By | March 23, 2007 4:26 pm

The mainstream media have been fixating, unsurprisingly, on Viacom’s effort to get $1 billion from Google, almost two-thirds of what the search engine giant paid for YouTube, as copyright damages caused (allegedly) by the still pretty fledgling video-sharing upstart.

But another Old Media versus New Media struggle is also worth reporting on.

Google’s struggling search rival – Yahoo! – has found its efforts to stage a big revival being seriously dented by its interaction with AT&T, now the world’s biggest telecom company once again.

Yahoo shares fell by a worrying 5% recently when word got about that AT&T wanted to alter the terms of their partnering venture for delivering digital subscriber lines (DSL) for high-speed internet access.

It seems that that AT&T is now willing to share only a much smaller proportion of the revenue that the six-year-old deal pulls in.
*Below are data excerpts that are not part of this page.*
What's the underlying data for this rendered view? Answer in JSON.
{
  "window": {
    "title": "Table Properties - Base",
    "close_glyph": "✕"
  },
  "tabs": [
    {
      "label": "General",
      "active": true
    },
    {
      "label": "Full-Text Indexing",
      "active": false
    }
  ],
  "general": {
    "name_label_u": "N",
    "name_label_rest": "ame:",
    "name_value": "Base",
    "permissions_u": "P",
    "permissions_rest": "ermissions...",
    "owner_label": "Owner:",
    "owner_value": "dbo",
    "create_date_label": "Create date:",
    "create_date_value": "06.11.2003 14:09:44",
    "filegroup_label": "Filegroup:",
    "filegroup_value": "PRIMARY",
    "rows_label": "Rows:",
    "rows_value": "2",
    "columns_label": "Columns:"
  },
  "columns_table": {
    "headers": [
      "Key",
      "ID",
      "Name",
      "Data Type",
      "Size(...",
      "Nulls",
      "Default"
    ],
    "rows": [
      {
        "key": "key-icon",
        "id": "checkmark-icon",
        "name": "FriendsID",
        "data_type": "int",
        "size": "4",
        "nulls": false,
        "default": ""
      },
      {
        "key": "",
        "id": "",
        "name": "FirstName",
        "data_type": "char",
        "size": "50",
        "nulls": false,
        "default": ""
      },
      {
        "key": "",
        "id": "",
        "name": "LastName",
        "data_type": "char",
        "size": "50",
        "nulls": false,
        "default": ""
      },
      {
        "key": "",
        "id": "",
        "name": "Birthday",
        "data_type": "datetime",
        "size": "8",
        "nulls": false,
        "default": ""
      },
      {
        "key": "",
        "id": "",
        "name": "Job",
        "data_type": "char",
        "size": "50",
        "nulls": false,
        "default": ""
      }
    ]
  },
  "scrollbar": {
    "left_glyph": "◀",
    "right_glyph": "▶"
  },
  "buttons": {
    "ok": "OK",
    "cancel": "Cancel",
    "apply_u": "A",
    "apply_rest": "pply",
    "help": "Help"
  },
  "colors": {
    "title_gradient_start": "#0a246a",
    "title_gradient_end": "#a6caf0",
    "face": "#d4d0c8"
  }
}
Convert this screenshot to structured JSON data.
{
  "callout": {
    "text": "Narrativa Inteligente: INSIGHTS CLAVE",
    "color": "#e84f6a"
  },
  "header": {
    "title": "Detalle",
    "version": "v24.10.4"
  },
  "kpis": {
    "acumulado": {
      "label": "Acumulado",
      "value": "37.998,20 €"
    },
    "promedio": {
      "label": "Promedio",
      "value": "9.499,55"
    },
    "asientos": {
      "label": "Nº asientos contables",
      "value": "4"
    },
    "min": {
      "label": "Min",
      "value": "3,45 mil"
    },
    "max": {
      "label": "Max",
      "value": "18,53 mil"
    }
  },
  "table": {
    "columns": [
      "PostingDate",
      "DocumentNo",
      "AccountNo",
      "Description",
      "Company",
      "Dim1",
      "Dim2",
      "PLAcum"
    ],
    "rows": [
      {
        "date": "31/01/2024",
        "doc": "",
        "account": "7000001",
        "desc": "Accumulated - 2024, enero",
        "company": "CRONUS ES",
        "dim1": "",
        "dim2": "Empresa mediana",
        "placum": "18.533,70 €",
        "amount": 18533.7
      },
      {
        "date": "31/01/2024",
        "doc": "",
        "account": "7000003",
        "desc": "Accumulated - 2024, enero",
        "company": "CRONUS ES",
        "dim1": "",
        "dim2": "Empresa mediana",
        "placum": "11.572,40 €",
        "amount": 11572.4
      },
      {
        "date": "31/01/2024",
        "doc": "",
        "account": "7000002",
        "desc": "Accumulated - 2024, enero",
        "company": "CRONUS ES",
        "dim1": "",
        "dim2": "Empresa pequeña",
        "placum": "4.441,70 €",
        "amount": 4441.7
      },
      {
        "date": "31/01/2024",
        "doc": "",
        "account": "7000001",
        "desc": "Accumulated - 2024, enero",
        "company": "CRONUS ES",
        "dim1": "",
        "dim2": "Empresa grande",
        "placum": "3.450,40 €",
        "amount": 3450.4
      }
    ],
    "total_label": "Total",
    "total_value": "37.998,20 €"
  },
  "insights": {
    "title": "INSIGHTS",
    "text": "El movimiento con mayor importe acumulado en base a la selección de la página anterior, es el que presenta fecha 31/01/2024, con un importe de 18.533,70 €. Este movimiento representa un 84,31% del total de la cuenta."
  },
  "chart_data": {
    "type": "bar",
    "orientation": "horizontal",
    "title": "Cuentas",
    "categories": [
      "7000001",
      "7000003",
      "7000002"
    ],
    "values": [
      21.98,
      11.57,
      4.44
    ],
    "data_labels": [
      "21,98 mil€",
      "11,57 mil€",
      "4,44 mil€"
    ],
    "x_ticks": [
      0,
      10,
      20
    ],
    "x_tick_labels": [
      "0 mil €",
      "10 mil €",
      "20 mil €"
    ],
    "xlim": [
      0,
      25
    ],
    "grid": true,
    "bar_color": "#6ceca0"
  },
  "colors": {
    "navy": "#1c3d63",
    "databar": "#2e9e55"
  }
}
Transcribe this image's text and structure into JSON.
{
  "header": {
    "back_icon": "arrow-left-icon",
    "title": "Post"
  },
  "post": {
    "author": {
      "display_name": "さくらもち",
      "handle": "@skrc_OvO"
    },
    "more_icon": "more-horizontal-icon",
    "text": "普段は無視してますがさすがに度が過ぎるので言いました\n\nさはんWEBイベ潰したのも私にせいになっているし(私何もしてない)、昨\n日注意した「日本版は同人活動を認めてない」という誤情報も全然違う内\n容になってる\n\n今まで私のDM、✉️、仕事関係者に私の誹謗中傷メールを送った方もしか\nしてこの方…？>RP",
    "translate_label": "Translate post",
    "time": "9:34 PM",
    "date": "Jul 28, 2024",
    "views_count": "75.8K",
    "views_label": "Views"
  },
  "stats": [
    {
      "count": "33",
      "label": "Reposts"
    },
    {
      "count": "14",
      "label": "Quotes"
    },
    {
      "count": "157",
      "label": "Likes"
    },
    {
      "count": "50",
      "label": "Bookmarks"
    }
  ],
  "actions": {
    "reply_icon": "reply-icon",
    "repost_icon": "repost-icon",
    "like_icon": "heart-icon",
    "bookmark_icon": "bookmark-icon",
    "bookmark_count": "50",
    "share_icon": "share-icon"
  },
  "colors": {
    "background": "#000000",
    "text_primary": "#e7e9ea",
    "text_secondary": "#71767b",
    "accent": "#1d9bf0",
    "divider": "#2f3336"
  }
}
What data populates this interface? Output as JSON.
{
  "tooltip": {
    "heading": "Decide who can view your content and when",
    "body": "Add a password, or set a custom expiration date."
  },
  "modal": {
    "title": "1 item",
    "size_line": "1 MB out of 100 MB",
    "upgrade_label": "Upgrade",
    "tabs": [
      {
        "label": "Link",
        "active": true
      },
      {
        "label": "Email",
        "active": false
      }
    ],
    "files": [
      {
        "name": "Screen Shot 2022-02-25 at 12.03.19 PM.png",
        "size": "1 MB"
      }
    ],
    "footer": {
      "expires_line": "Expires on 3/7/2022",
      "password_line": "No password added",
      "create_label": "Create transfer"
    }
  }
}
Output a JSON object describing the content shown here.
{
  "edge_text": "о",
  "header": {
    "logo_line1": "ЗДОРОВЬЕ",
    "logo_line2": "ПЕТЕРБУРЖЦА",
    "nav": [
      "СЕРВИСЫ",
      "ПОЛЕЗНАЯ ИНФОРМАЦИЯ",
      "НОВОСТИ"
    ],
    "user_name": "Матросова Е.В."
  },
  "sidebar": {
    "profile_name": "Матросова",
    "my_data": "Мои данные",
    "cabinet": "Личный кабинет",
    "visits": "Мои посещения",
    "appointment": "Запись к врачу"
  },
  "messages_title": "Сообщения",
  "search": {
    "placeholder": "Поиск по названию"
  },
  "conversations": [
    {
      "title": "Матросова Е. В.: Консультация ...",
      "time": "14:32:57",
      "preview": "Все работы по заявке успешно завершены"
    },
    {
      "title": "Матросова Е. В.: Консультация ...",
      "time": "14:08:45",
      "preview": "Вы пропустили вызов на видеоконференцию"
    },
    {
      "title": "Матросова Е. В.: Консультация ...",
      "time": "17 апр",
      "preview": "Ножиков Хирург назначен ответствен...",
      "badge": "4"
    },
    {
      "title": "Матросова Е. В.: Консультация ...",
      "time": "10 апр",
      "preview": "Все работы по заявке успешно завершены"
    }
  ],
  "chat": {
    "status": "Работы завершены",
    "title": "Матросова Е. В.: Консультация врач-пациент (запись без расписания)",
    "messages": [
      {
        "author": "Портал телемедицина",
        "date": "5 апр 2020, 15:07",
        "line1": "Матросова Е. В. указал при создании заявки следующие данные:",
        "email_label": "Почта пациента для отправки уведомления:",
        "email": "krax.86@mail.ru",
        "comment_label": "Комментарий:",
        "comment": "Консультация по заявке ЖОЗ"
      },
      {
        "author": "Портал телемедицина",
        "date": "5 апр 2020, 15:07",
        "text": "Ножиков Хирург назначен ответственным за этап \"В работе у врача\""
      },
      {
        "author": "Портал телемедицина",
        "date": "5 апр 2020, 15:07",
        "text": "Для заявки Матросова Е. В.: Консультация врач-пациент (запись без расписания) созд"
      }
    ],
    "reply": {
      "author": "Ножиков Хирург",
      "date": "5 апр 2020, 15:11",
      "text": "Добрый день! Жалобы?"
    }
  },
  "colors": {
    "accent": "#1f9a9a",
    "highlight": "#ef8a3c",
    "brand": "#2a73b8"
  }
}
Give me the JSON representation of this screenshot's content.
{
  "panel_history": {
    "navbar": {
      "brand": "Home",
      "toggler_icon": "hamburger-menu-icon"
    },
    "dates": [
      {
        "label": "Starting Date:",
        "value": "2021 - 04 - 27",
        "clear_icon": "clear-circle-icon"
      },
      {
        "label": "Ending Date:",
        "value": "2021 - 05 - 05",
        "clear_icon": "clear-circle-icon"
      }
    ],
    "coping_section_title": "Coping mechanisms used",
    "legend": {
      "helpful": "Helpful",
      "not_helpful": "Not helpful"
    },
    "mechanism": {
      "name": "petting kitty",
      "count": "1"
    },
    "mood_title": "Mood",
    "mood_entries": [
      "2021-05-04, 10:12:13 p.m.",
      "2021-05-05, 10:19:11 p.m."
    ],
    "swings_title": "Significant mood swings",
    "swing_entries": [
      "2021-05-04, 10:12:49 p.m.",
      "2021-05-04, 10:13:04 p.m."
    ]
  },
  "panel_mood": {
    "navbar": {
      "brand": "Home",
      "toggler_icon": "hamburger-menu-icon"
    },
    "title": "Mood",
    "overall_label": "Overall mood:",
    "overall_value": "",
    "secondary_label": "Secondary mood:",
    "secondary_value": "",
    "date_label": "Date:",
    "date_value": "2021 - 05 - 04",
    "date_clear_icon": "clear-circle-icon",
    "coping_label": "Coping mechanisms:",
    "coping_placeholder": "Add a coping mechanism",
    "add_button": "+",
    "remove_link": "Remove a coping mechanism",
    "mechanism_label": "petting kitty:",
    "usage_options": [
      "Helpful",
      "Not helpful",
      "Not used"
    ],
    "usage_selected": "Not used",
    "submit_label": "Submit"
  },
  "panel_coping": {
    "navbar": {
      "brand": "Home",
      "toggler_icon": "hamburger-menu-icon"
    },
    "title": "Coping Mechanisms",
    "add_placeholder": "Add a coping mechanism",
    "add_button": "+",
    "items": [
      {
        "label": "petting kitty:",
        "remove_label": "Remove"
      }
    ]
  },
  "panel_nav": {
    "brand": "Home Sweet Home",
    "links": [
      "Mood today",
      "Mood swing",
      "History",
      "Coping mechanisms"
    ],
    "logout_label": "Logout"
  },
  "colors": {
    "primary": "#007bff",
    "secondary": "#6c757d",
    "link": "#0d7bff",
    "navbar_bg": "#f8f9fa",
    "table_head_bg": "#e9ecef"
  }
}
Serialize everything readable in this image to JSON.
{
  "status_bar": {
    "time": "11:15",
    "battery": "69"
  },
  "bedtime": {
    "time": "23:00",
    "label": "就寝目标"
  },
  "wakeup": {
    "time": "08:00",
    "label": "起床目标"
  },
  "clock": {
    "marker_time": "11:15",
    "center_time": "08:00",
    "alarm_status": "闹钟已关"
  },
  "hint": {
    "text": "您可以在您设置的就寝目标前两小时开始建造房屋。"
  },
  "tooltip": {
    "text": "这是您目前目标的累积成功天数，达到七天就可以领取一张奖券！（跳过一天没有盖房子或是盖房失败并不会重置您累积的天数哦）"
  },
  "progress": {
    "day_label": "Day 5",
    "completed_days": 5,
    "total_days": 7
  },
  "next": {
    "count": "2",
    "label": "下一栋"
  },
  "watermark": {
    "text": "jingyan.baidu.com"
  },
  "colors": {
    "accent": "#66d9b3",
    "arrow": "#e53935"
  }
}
Industry observers reckon a change could cost Yahoo some $200 million to $250 million a year in this area of especially high-margin returns – while it has been used to annually getting an estimated $800 million out of the partnership.

The setback served to renew skepticism about Yahoo among many investors. Its shares dropped severely last year after a series of awkward and very public wobbles. There were fallings-short of predicted earning, and an embarrassing delay in the rollout of its Project Panama advertising system.

Share prices did recover with the arrival of 2007 – by a welcome 20%, indeed – but this recent brouhaha over AT&T prompted the company to try simply bluffing it out – rather than display anything of substance to reassure the investing community.

It merely dismissed the story as “rumor and speculation” while acknowledging that negotiations have been taking place. “As we continue our conversations, we have a common goal to increase the economic benefits for both parties”, said Chief Executive Terry Semel.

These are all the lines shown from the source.